Visual Confirmation Bias


Nice term, Paul. Very impressive. Very scientific.

And original. Well, at least I’ve never seen it before so I’m going to claim it as my own.

Visual Confirmation Bias (VCB) is a variation on confirmation bias that postulates that your brain causes audio gear, particularly speakers, to sound the way they look.

I came up with this idea a week ago when I got my new (used) KEF LS50s. (Note: I’m sure that dozens of people have been talking about VCB for a hundred years. I’m not particularly interested in who preceded me but raising points like that is one of the reasons that this forum exists.)


I had read lots about the speaker and I was expecting accuracy and soundstage precision. Their rich, full sound surprised me. These were not adjectives that were usually attached to these speakers.

I’ve been obsessed with these speakers for the past week, reading about them constantly. I find myself most in agreement with The Absolute Sound, which described the speakers—just after they were released—as possessing a “prevailing sweetness, a harmonic saturation that lends it a dark, velvety overall character, and a bloom that is so pleasing that I began affectionately dubbing it the butterscotch sundae of small monitors.”

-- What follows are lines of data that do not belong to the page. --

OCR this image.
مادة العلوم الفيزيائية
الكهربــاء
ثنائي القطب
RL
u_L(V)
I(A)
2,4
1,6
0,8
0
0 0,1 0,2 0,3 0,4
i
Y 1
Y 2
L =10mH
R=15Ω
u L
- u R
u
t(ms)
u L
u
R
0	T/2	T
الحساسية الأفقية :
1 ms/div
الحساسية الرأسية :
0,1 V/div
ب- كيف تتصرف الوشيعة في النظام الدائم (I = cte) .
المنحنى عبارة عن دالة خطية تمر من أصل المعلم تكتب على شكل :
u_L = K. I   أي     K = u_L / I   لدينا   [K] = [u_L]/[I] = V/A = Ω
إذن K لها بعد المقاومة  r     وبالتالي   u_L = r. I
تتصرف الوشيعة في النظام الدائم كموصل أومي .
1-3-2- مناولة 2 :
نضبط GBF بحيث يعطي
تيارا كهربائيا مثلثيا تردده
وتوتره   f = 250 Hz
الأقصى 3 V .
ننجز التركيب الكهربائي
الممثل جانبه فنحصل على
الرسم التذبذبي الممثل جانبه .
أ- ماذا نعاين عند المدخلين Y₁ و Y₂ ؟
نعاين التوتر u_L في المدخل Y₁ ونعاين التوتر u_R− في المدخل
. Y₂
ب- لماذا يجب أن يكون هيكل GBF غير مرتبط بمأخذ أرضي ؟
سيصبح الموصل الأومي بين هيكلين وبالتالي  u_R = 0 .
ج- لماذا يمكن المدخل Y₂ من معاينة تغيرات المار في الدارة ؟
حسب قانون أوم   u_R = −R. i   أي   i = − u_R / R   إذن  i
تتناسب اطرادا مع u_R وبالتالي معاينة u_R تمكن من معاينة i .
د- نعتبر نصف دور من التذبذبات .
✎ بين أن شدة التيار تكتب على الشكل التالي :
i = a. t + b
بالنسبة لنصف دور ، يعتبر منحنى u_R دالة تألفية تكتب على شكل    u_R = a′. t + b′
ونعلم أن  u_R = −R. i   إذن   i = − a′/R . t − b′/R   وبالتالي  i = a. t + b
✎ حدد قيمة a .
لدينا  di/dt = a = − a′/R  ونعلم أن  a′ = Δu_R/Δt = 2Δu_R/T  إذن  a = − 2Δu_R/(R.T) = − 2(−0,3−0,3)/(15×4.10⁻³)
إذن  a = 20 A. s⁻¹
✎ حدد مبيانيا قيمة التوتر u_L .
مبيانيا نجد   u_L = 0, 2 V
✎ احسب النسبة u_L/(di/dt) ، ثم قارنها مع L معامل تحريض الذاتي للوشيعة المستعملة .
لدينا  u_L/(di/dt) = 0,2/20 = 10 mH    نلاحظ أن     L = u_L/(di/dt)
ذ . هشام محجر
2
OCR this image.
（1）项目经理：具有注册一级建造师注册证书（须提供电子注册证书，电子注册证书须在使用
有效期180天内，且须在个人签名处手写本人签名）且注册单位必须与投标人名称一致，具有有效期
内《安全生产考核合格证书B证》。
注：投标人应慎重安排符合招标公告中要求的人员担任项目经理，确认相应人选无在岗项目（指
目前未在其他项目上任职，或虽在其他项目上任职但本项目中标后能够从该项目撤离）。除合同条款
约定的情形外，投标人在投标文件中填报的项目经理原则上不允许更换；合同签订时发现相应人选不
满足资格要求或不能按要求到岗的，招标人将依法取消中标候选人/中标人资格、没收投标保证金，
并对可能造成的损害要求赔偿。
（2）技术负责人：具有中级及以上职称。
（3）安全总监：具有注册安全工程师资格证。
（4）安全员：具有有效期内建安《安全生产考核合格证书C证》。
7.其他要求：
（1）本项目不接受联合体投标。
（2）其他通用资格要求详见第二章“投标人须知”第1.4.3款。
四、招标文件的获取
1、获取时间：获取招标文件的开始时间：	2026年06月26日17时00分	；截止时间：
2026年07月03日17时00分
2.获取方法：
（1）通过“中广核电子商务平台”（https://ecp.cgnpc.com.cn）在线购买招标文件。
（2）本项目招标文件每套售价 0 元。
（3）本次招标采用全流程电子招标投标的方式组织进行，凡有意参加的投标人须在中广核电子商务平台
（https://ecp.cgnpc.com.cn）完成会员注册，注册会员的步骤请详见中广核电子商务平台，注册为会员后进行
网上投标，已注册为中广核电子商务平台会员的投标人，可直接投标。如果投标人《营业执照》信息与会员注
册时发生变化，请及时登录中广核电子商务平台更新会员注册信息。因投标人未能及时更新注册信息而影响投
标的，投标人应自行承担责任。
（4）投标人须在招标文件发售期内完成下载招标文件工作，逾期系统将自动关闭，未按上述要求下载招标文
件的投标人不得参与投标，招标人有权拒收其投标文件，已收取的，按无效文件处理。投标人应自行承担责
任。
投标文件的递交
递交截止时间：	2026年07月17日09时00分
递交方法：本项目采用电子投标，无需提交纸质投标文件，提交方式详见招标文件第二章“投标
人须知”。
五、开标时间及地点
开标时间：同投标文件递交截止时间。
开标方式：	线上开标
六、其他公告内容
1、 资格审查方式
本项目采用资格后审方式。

But in the years that followed, listener after listener reported a “hard” “bright” sound. And when I look at the speaker, those words make complete sense. A tiny metallic driver in a small box? They look tinny and bright so no wonder some people hear that.

My own strongest experience with VCB: Many years ago, on the pretense of looking for a CD player, I walked into Sound By Singer at its old 16th St. location. After just enough feigned interest, I asked the salesman to listen to something “really pornographic.”

Surprisingly, he was happy to take me into one of the listening rooms. The only specific piece of equipment I remember was a pair of Wilson Speakers. I don’t know which model but they were white and just over six feet tall. Each the size of a restaurant-grade refrigerator. They were somewhere in the neighborhood of $250,000.

Then I settled into the listening chair as the salesman started turning stuff on. Preamp, monoblock, monoblock, God knows what else. I just remember him throwing switch after switch. I have to believe all that gear equaled the price of the speakers.

If ever a system should have disappeared, it was this one. If ever the music should have been revealed to me, it was now. But even with my eyes closed, all I could see—and all I could hear—were these huge speakers looming over me. They could not have been more present in my listening experience.

Visual confirmation bias kept me from enjoying the finest pair of speakers that I’ll probably ever hear. The phenomenon is not to be underestimated.
paul6001
Unfortunately, my apartment is so small there’s no room for a sub. Although maybe the bathroom . . .

Actually, I find that I get the best out of the LS50s by playing “Singles Going Steady” by The Buzzcocks LOUD. Or at “elevated SPLs” as some might put it.

Opening with “Orgasm Addict” it’s one hit after another. You won’t believe how the songs come back to you. This is the real sound of ‘77.

The running length of the first five songs of the first five songs: 2:00, 2:52, 2:16, 1:47, 2:39. Even the Ramones have to envy that.
My audio room look like an atrocious mess created by a mad scientist.... Nothing is beautiful....

No confirmation visual bias here....

But a sound that is better to my ears than anything i ever listen to in the past and better than many 5 or 6 figure system in bad room on youtube...

The secret : Controlling the mechanical,electrical and acoustical working dimensions.... The 3 embeddings of the system.... Keep the esthetic, i cannot afford his price anyway, i will keep my audio room and my out of this world S.Q. at peanuts costs...

😁😊😎
Congrats to the OP for recognizing he is human! Lots of people with the disease of audiophilism are unable to recognize that their perception is subject to the human frailties of both conscious and unconscious bias. 

“Singles Going Steady” is a great LP that I haven't listened to in 40 years. Time to pull that one out of the vinyl archives...thanks!